October 30, 2007 Posted by Scott at 6:28 AM

Last week the New York Times published Jed Rubenfeld's column condemning Michael Mukasey and his purported view of executive power: "Lawbreaker in chief." The column carried a certain weight because of Rubenfeld's position as professor of constitutional law at Yale Law School. Professor Kate Stith (below) is Rubenfeld's colleague at the Yale Law School, and she actually listened to Mukasey's testimony on the radio in its entirety.

stith_kate.jpg

In her letter to the editor of the Times, Professor Stith concisely dispatches Rubenfeld's column:

In his October 23, 2007 op-ed (“Lawbreaker in Chief”), Professor Jed Rubenfeld plucks a single phrase from Judge Mukasey's testimony, imbues it with a meaning that is at odds with the rest of the testimony, and asserts that Mukasey espouses a theory of unlimited presidential power whereby the president does not have to “obey a valid statute.”

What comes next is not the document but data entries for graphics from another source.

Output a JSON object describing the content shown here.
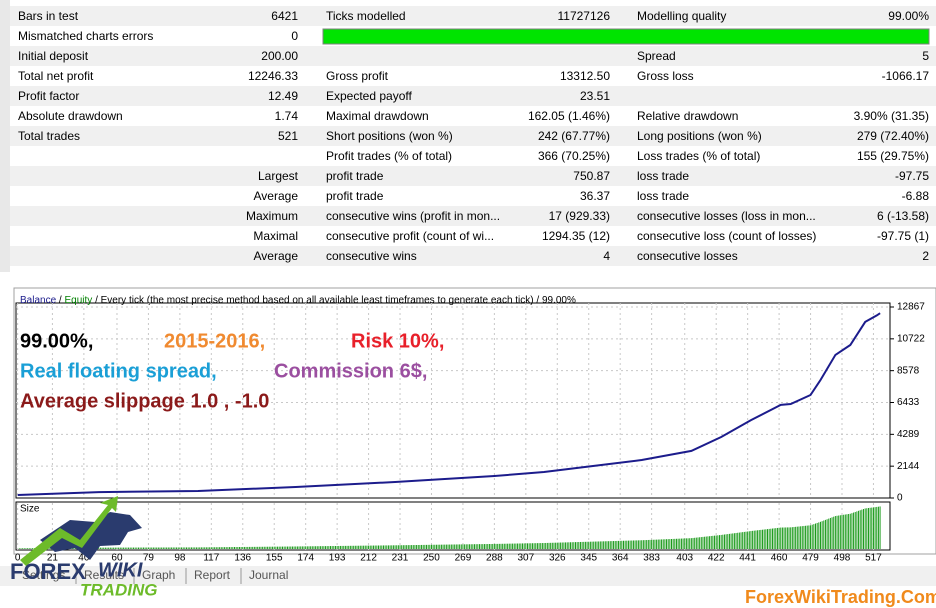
{
  "report": {
    "rows": [
      [
        "Bars in test",
        "6421",
        "Ticks modelled",
        "11727126",
        "Modelling quality",
        "99.00%"
      ],
      [
        "Mismatched charts errors",
        "0",
        null,
        null,
        null,
        null
      ],
      [
        "Initial deposit",
        "200.00",
        null,
        null,
        "Spread",
        "5"
      ],
      [
        "Total net profit",
        "12246.33",
        "Gross profit",
        "13312.50",
        "Gross loss",
        "-1066.17"
      ],
      [
        "Profit factor",
        "12.49",
        "Expected payoff",
        "23.51",
        null,
        null
      ],
      [
        "Absolute drawdown",
        "1.74",
        "Maximal drawdown",
        "162.05 (1.46%)",
        "Relative drawdown",
        "3.90% (31.35)"
      ],
      [
        "Total trades",
        "521",
        "Short positions (won %)",
        "242 (67.77%)",
        "Long positions (won %)",
        "279 (72.40%)"
      ],
      [
        null,
        null,
        "Profit trades (% of total)",
        "366 (70.25%)",
        "Loss trades (% of total)",
        "155 (29.75%)"
      ],
      [
        null,
        "Largest",
        "profit trade",
        "750.87",
        "loss trade",
        "-97.75"
      ],
      [
        null,
        "Average",
        "profit trade",
        "36.37",
        "loss trade",
        "-6.88"
      ],
      [
        null,
        "Maximum",
        "consecutive wins (profit in mon...",
        "17 (929.33)",
        "consecutive losses (loss in mon...",
        "6 (-13.58)"
      ],
      [
        null,
        "Maximal",
        "consecutive profit (count of wi...",
        "1294.35 (12)",
        "consecutive loss (count of losses)",
        "-97.75 (1)"
      ],
      [
        null,
        "Average",
        "consecutive wins",
        "4",
        "consecutive losses",
        "2"
      ]
    ]
  },
  "chart": {
    "type": "line",
    "equity_label": "Equity",
    "equity_color": "#008000",
    "separator": "/",
    "header": "Every tick (the most precise method based on all available least timeframes to generate each tick)",
    "quality": "99.00%",
    "annotations": [
      {
        "text": "99.00%,",
        "color": "#000000"
      },
      {
        "text": "2015-2016,",
        "color": "#f08a30"
      },
      {
        "text": "Risk 10%,",
        "color": "#e8202a"
      },
      {
        "text": "Real floating spread,",
        "color": "#1a9fd6"
      },
      {
        "text": "Commission 6$,",
        "color": "#9b4fa0"
      },
      {
        "text": "Average slippage 1.0 , -1.0",
        "color": "#8b1a1a"
      }
    ],
    "series": [
      {
        "name": "Balance",
        "color": "#1c1c8c",
        "x": [
          0,
          49,
          109,
          168,
          228,
          288,
          318,
          347,
          377,
          407,
          425,
          443,
          461,
          467,
          479,
          485,
          494,
          503,
          512,
          519,
          521
        ],
        "values": [
          200,
          400,
          470,
          740,
          1080,
          1480,
          1750,
          2150,
          2560,
          3170,
          4110,
          5250,
          6270,
          6330,
          6940,
          7950,
          9640,
          10310,
          11860,
          12300,
          12446
        ]
      }
    ],
    "xlim": [
      -1,
      527
    ],
    "ylim": [
      0,
      12867
    ],
    "xticks": [
      0,
      21,
      40,
      60,
      79,
      98,
      117,
      136,
      155,
      174,
      193,
      212,
      231,
      250,
      269,
      288,
      307,
      326,
      345,
      364,
      383,
      403,
      422,
      441,
      460,
      479,
      498,
      517
    ],
    "yticks": [
      0,
      2144,
      4289,
      6433,
      8578,
      10722,
      12867
    ],
    "grid": true,
    "size_label": "Size",
    "size_color": "#1a9a1a"
  },
  "tabs": [
    "Settings",
    "Results",
    "Graph",
    "Report",
    "Journal"
  ],
  "logo": {
    "line1": "FOREX",
    "line2": "WIKI",
    "line3": "TRADING"
  },
  "watermark": "ForexWikiTrading.Com"
}
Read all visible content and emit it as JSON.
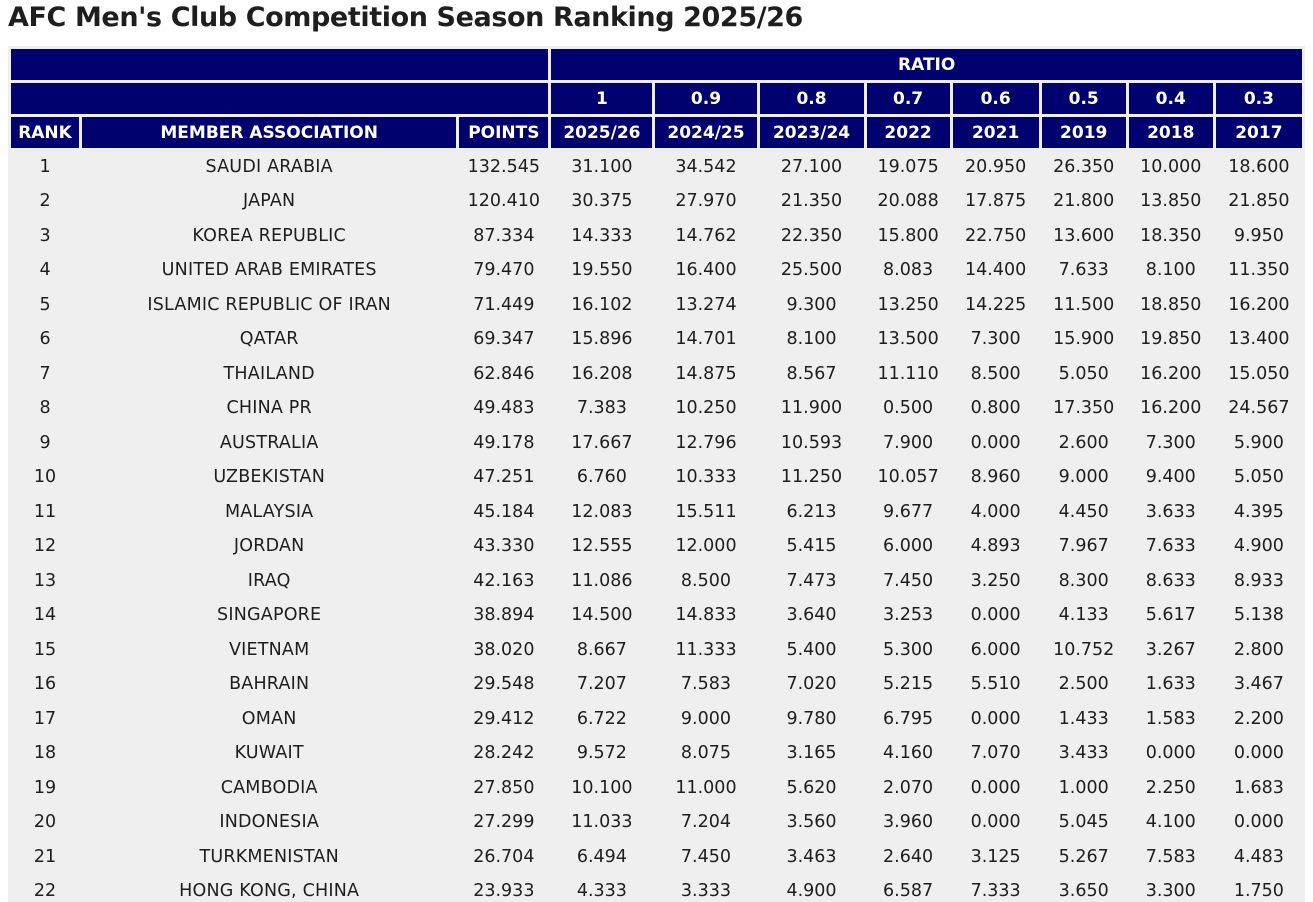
{
  "title": "AFC Men's Club Competition Season Ranking 2025/26",
  "header": {
    "ratio_label": "RATIO",
    "ratios": [
      "1",
      "0.9",
      "0.8",
      "0.7",
      "0.6",
      "0.5",
      "0.4",
      "0.3"
    ],
    "rank_label": "RANK",
    "association_label": "MEMBER ASSOCIATION",
    "points_label": "POINTS",
    "seasons": [
      "2025/26",
      "2024/25",
      "2023/24",
      "2022",
      "2021",
      "2019",
      "2018",
      "2017"
    ]
  },
  "rows": [
    {
      "rank": "1",
      "name": "SAUDI ARABIA",
      "points": "132.545",
      "values": [
        "31.100",
        "34.542",
        "27.100",
        "19.075",
        "20.950",
        "26.350",
        "10.000",
        "18.600"
      ]
    },
    {
      "rank": "2",
      "name": "JAPAN",
      "points": "120.410",
      "values": [
        "30.375",
        "27.970",
        "21.350",
        "20.088",
        "17.875",
        "21.800",
        "13.850",
        "21.850"
      ]
    },
    {
      "rank": "3",
      "name": "KOREA REPUBLIC",
      "points": "87.334",
      "values": [
        "14.333",
        "14.762",
        "22.350",
        "15.800",
        "22.750",
        "13.600",
        "18.350",
        "9.950"
      ]
    },
    {
      "rank": "4",
      "name": "UNITED ARAB EMIRATES",
      "points": "79.470",
      "values": [
        "19.550",
        "16.400",
        "25.500",
        "8.083",
        "14.400",
        "7.633",
        "8.100",
        "11.350"
      ]
    },
    {
      "rank": "5",
      "name": "ISLAMIC REPUBLIC OF IRAN",
      "points": "71.449",
      "values": [
        "16.102",
        "13.274",
        "9.300",
        "13.250",
        "14.225",
        "11.500",
        "18.850",
        "16.200"
      ]
    },
    {
      "rank": "6",
      "name": "QATAR",
      "points": "69.347",
      "values": [
        "15.896",
        "14.701",
        "8.100",
        "13.500",
        "7.300",
        "15.900",
        "19.850",
        "13.400"
      ]
    },
    {
      "rank": "7",
      "name": "THAILAND",
      "points": "62.846",
      "values": [
        "16.208",
        "14.875",
        "8.567",
        "11.110",
        "8.500",
        "5.050",
        "16.200",
        "15.050"
      ]
    },
    {
      "rank": "8",
      "name": "CHINA PR",
      "points": "49.483",
      "values": [
        "7.383",
        "10.250",
        "11.900",
        "0.500",
        "0.800",
        "17.350",
        "16.200",
        "24.567"
      ]
    },
    {
      "rank": "9",
      "name": "AUSTRALIA",
      "points": "49.178",
      "values": [
        "17.667",
        "12.796",
        "10.593",
        "7.900",
        "0.000",
        "2.600",
        "7.300",
        "5.900"
      ]
    },
    {
      "rank": "10",
      "name": "UZBEKISTAN",
      "points": "47.251",
      "values": [
        "6.760",
        "10.333",
        "11.250",
        "10.057",
        "8.960",
        "9.000",
        "9.400",
        "5.050"
      ]
    },
    {
      "rank": "11",
      "name": "MALAYSIA",
      "points": "45.184",
      "values": [
        "12.083",
        "15.511",
        "6.213",
        "9.677",
        "4.000",
        "4.450",
        "3.633",
        "4.395"
      ]
    },
    {
      "rank": "12",
      "name": "JORDAN",
      "points": "43.330",
      "values": [
        "12.555",
        "12.000",
        "5.415",
        "6.000",
        "4.893",
        "7.967",
        "7.633",
        "4.900"
      ]
    },
    {
      "rank": "13",
      "name": "IRAQ",
      "points": "42.163",
      "values": [
        "11.086",
        "8.500",
        "7.473",
        "7.450",
        "3.250",
        "8.300",
        "8.633",
        "8.933"
      ]
    },
    {
      "rank": "14",
      "name": "SINGAPORE",
      "points": "38.894",
      "values": [
        "14.500",
        "14.833",
        "3.640",
        "3.253",
        "0.000",
        "4.133",
        "5.617",
        "5.138"
      ]
    },
    {
      "rank": "15",
      "name": "VIETNAM",
      "points": "38.020",
      "values": [
        "8.667",
        "11.333",
        "5.400",
        "5.300",
        "6.000",
        "10.752",
        "3.267",
        "2.800"
      ]
    },
    {
      "rank": "16",
      "name": "BAHRAIN",
      "points": "29.548",
      "values": [
        "7.207",
        "7.583",
        "7.020",
        "5.215",
        "5.510",
        "2.500",
        "1.633",
        "3.467"
      ]
    },
    {
      "rank": "17",
      "name": "OMAN",
      "points": "29.412",
      "values": [
        "6.722",
        "9.000",
        "9.780",
        "6.795",
        "0.000",
        "1.433",
        "1.583",
        "2.200"
      ]
    },
    {
      "rank": "18",
      "name": "KUWAIT",
      "points": "28.242",
      "values": [
        "9.572",
        "8.075",
        "3.165",
        "4.160",
        "7.070",
        "3.433",
        "0.000",
        "0.000"
      ]
    },
    {
      "rank": "19",
      "name": "CAMBODIA",
      "points": "27.850",
      "values": [
        "10.100",
        "11.000",
        "5.620",
        "2.070",
        "0.000",
        "1.000",
        "2.250",
        "1.683"
      ]
    },
    {
      "rank": "20",
      "name": "INDONESIA",
      "points": "27.299",
      "values": [
        "11.033",
        "7.204",
        "3.560",
        "3.960",
        "0.000",
        "5.045",
        "4.100",
        "0.000"
      ]
    },
    {
      "rank": "21",
      "name": "TURKMENISTAN",
      "points": "26.704",
      "values": [
        "6.494",
        "7.450",
        "3.463",
        "2.640",
        "3.125",
        "5.267",
        "7.583",
        "4.483"
      ]
    },
    {
      "rank": "22",
      "name": "HONG KONG, CHINA",
      "points": "23.933",
      "values": [
        "4.333",
        "3.333",
        "4.900",
        "6.587",
        "7.333",
        "3.650",
        "3.300",
        "1.750"
      ]
    }
  ]
}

To the contrary, Mukasey repeatedly and emphatically stated that "the president does not stand above the law." He also properly noted that the law “includes the Constitution.” Hence the president is not bound by unconstitutional statutes, including those that encroach on the constitutional "authority of the president to defend the country." Rubenfeld distorts and mutates this reasoning to accuse Mukasey of asserting that “the president’s authority ‘to defend the nation’ trumps his obligation to obey the law.” In fact, Mukasey said only what Rubenfeld himself conceded in his article, that the president may “disregard” an unconstitutional statute.

Professor Kate Stith
Lafayette S. Foster Professor of Law
Yale Law School

Professor Stith was among the hardy band of 33 women in our Dartmouth class who were the first women to graduate from Dartmouth. I contacted her last night to ask her why she had taken the trouble to come to Mukasey's defense in oppositon to one of her colleagues on the Yale Law School faculty. In her response she alludes to her position on Dartmouth board issues that we have previously posted here:
I wrote it for the same reason I wrote a response to Todd Zywicki's article in The Dartmouth: I thought the argument was incorrect and didn't see anyone else responding on the legal issue; in the Mukasey matter, the op-ed to which I responded seemed to conjure a distorted and unfair characterization of Mukasey's testimony and then attacked this constructed straw man.
The straw man argument attacking the Bush administration for bringing the dark night of fascism down on the United States has become the incredibly stupid and overwrought cliche characterizing the Times news and editorial pages, but it is unusual to see the straw man's exposure come in the Times itself. Hats off to Professor Stith.